My own organisation, Turning Point, was one of the first to pilot the drug courts programme in Wakefield. We campaigned for many years to get drug courts established because we saw the impact that they had on individuals and their ability to turn people away from substance misuse, and indeed the criminal justice system, towards work and a normal life.
The document that has been drawn to the attention of the House is not the only one that looks at drug treatment. My organisation has signed up to a drug treatment consensus, which has also been signed up to by many leading drug treatment providers.

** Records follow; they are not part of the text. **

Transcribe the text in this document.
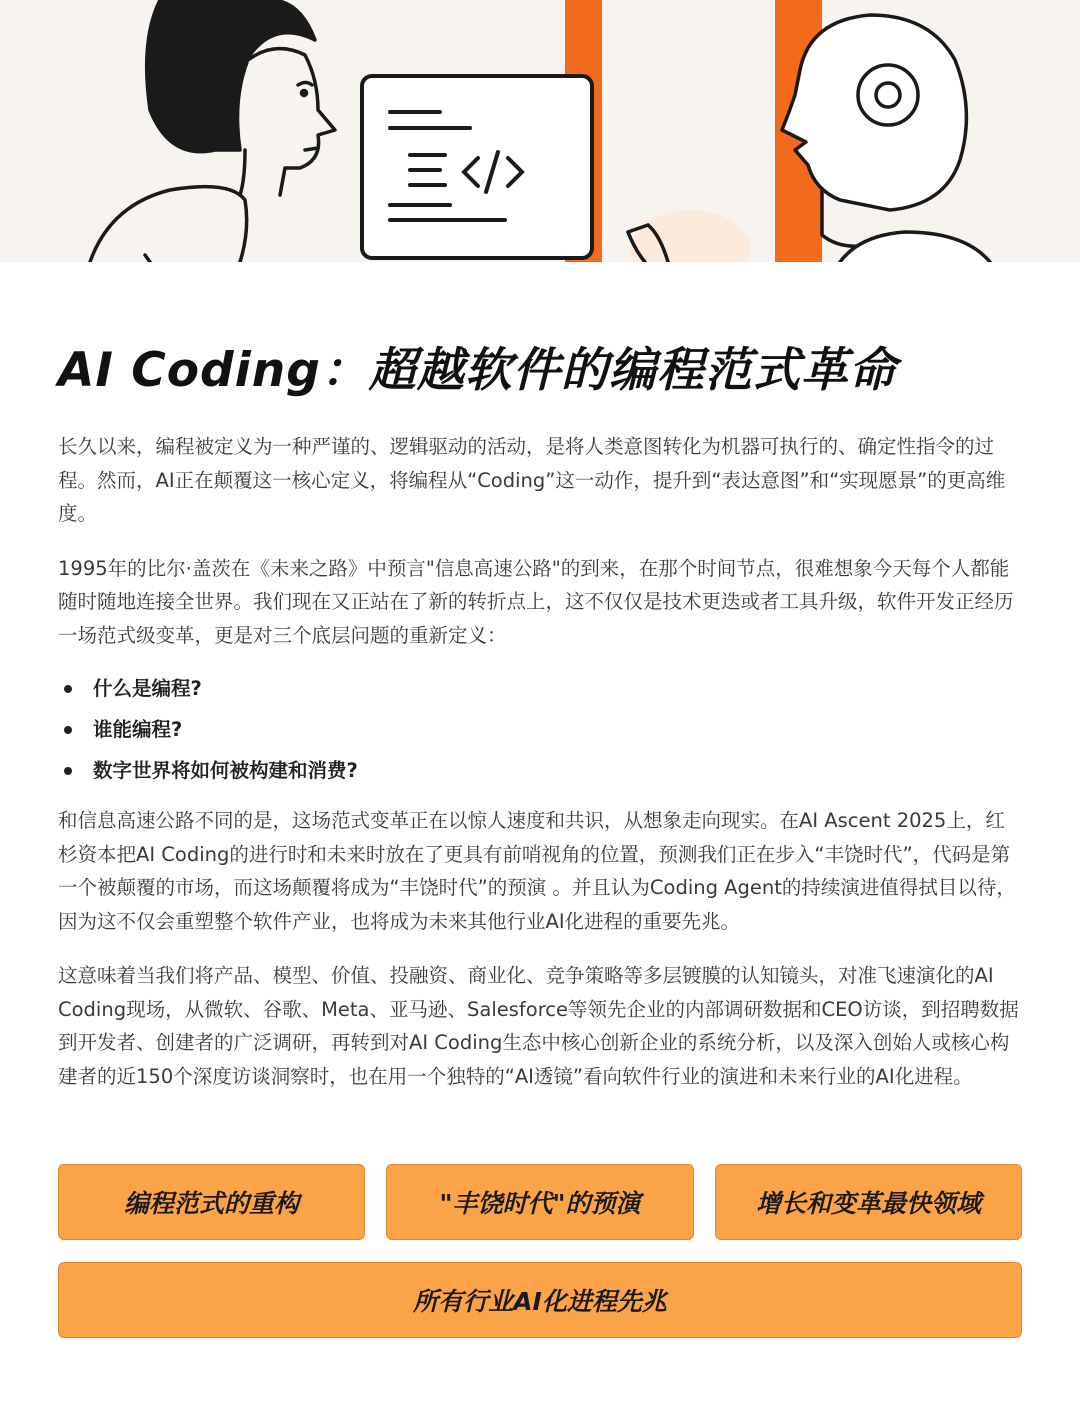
AI Coding：超越软件的编程范式革命

长久以来，编程被定义为一种严谨的、逻辑驱动的活动，是将人类意图转化为机器可执行的、确定性指令的过程。然而，AI正在颠覆这一核心定义，将编程从“Coding”这一动作，提升到“表达意图”和“实现愿景”的更高维度。

1995年的比尔·盖茨在《未来之路》中预言"信息高速公路"的到来，在那个时间节点，很难想象今天每个人都能随时随地连接全世界。我们现在又正站在了新的转折点上，这不仅仅是技术更迭或者工具升级，软件开发正经历一场范式级变革，更是对三个底层问题的重新定义：

什么是编程?
谁能编程?
数字世界将如何被构建和消费?

和信息高速公路不同的是，这场范式变革正在以惊人速度和共识，从想象走向现实。在AI Ascent 2025上，红杉资本把AI Coding的进行时和未来时放在了更具有前哨视角的位置，预测我们正在步入“丰饶时代”，代码是第一个被颠覆的市场，而这场颠覆将成为“丰饶时代”的预演 。并且认为Coding Agent的持续演进值得拭目以待，因为这不仅会重塑整个软件产业，也将成为未来其他行业AI化进程的重要先兆。

这意味着当我们将产品、模型、价值、投融资、商业化、竞争策略等多层镀膜的认知镜头，对准飞速演化的AI Coding现场，从微软、谷歌、Meta、亚马逊、Salesforce等领先企业的内部调研数据和CEO访谈，到招聘数据到开发者、创建者的广泛调研，再转到对AI Coding生态中核心创新企业的系统分析，以及深入创始人或核心构建者的近150个深度访谈洞察时，也在用一个独特的“AI透镜”看向软件行业的演进和未来行业的AI化进程。

编程范式的重构	"丰饶时代"的预演	增长和变革最快领域
所有行业AI化进程先兆
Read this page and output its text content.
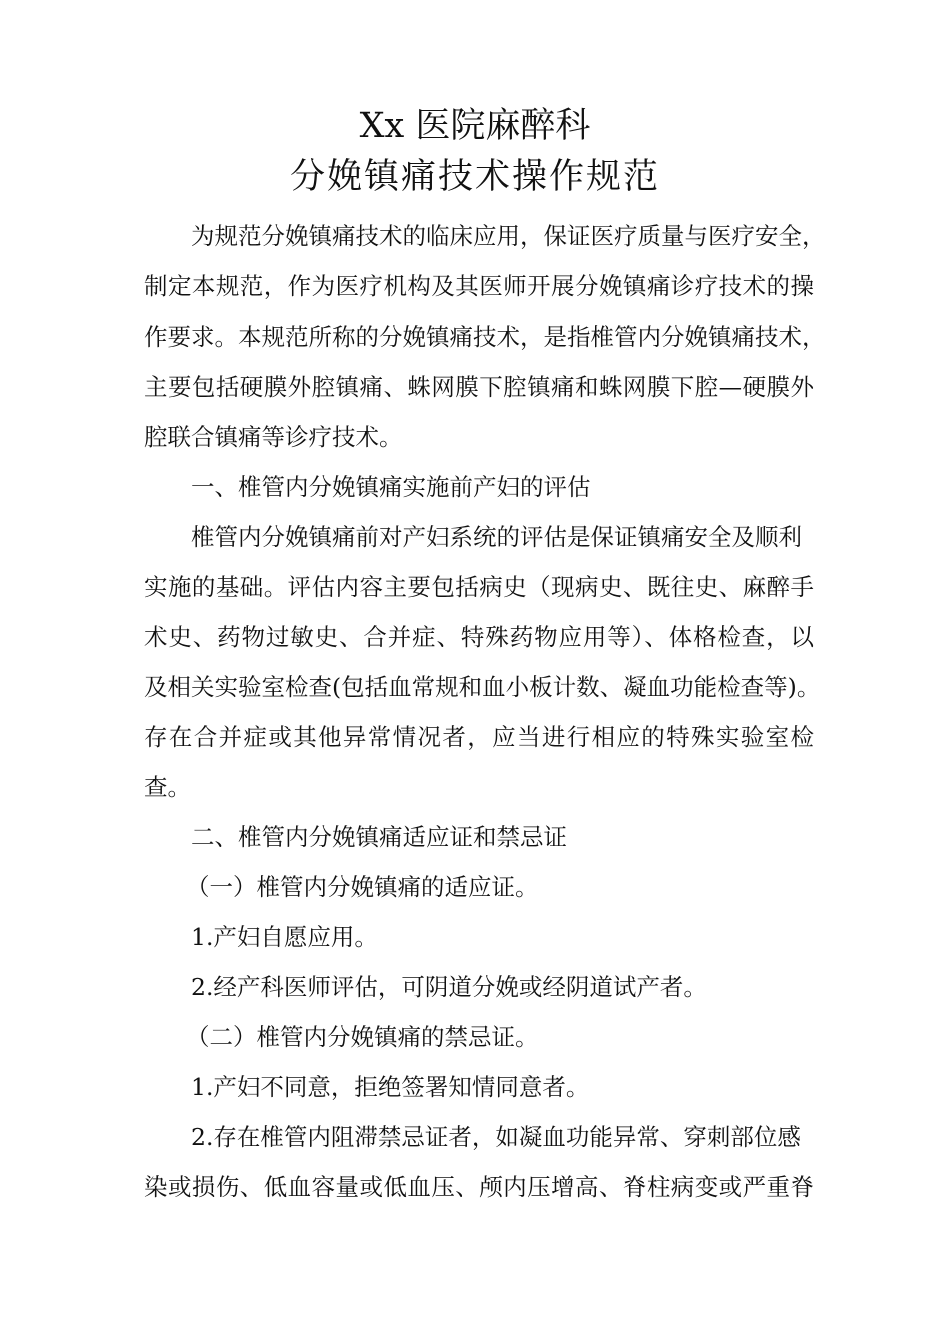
Xx 医院麻醉科
分娩镇痛技术操作规范
为规范分娩镇痛技术的临床应用，保证医疗质量与医疗安全，
制定本规范，作为医疗机构及其医师开展分娩镇痛诊疗技术的操
作要求。本规范所称的分娩镇痛技术，是指椎管内分娩镇痛技术，
主要包括硬膜外腔镇痛、蛛网膜下腔镇痛和蛛网膜下腔—硬膜外
腔联合镇痛等诊疗技术。
一、椎管内分娩镇痛实施前产妇的评估
椎管内分娩镇痛前对产妇系统的评估是保证镇痛安全及顺利
实施的基础。评估内容主要包括病史（现病史、既往史、麻醉手
术史、药物过敏史、合并症、特殊药物应用等）、体格检查，以
及相关实验室检查(包括血常规和血小板计数、凝血功能检查等)。
存在合并症或其他异常情况者，应当进行相应的特殊实验室检
查。
二、椎管内分娩镇痛适应证和禁忌证
（一）椎管内分娩镇痛的适应证。
1.产妇自愿应用。
2.经产科医师评估，可阴道分娩或经阴道试产者。
（二）椎管内分娩镇痛的禁忌证。
1.产妇不同意，拒绝签署知情同意者。
2.存在椎管内阻滞禁忌证者，如凝血功能异常、穿刺部位感
染或损伤、低血容量或低血压、颅内压增高、脊柱病变或严重脊
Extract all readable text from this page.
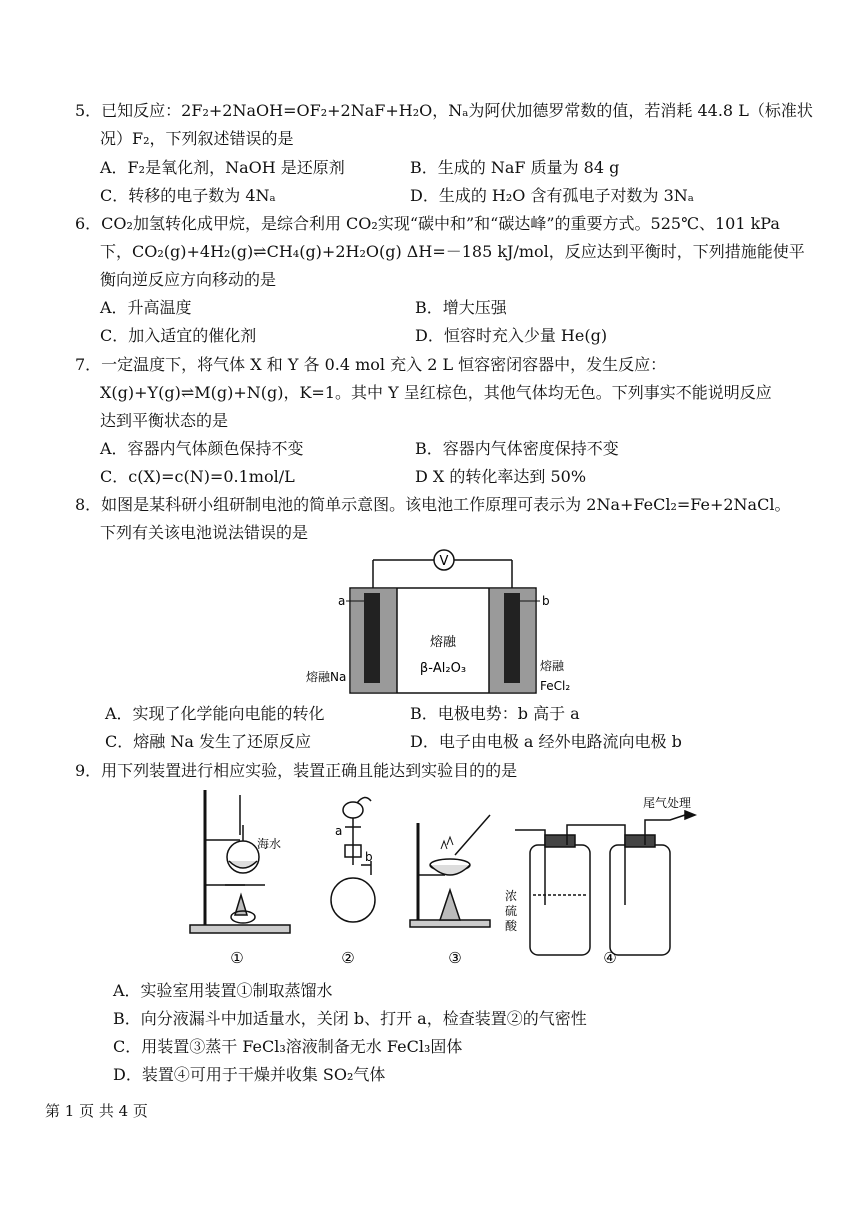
5．已知反应：2F₂+2NaOH=OF₂+2NaF+H₂O，Nₐ为阿伏加德罗常数的值，若消耗 44.8 L（标准状
况）F₂，下列叙述错误的是
A．F₂是氧化剂，NaOH 是还原剂	B．生成的 NaF 质量为 84 g
C．转移的电子数为 4Nₐ	D．生成的 H₂O 含有孤电子对数为 3Nₐ
6．CO₂加氢转化成甲烷，是综合利用 CO₂实现“碳中和”和“碳达峰”的重要方式。525℃、101 kPa
下，CO₂(g)+4H₂(g)⇌CH₄(g)+2H₂O(g) ΔH=－185 kJ/mol，反应达到平衡时，下列措施能使平
衡向逆反应方向移动的是
A．升高温度	B．增大压强
C．加入适宜的催化剂	D．恒容时充入少量 He(g)
7．一定温度下，将气体 X 和 Y 各 0.4 mol 充入 2 L 恒容密闭容器中，发生反应：
X(g)+Y(g)⇌M(g)+N(g)，K=1。其中 Y 呈红棕色，其他气体均无色。下列事实不能说明反应
达到平衡状态的是
A．容器内气体颜色保持不变	B．容器内气体密度保持不变
C．c(X)=c(N)=0.1mol/L	D X 的转化率达到 50%
8．如图是某科研小组研制电池的简单示意图。该电池工作原理可表示为 2Na+FeCl₂=Fe+2NaCl。
下列有关该电池说法错误的是
V
a	b
熔融
β-Al₂O₃
熔融Na
熔融
FeCl₂
A．实现了化学能向电能的转化	B．电极电势：b 高于 a
C．熔融 Na 发生了还原反应	D．电子由电极 a 经外电路流向电极 b
9．用下列装置进行相应实验，装置正确且能达到实验目的的是
海水
a
b
浓
硫
酸
尾气处理
①	②	③	④
A．实验室用装置①制取蒸馏水
B．向分液漏斗中加适量水，关闭 b、打开 a，检查装置②的气密性
C．用装置③蒸干 FeCl₃溶液制备无水 FeCl₃固体
D．装置④可用于干燥并收集 SO₂气体
第 1 页 共 4 页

This consensus document encourages the coalition Government to remember that there is more to drug treatment than getting someone off drugs or stabilising them on methadone, which often ends up being the focus of the debate. Rather, we should consider the needs of the individual. Recovery from addiction is a journey on which there are different paths. However, when it comes to addressing their addiction, for some people it is better also to address what is influencing it in the first place. That is seen in the ambition of the signatories to the drug treatment consensus for those with substance misuse problems, although we acknowledge that methadone is a step on the journey towards recovery from heroin addiction.
Although it is an interesting issue, it is worth pointing out that I am not too concerned about having a debate on whether or not to legalise drugs. In a society with a system of legalised drug misuse, would we not have addicts? We would, and we would still be faced with the challenge of what to do with them. That is at the centre of this debate. However, let us move away from illegal substances and draw attention to the legal ones. Alcohol specialist treatment services are much needed.
Solutions to this problem do exist. Often they are denied not because of a lack of evidence—the evidence is there—but because of moral panic and a desire to play to the gallery. We have a once-in-a-lifetime opportunity to set aside moral relativity and to focus on the evidence and the interests of those who suffer from this terrible problem.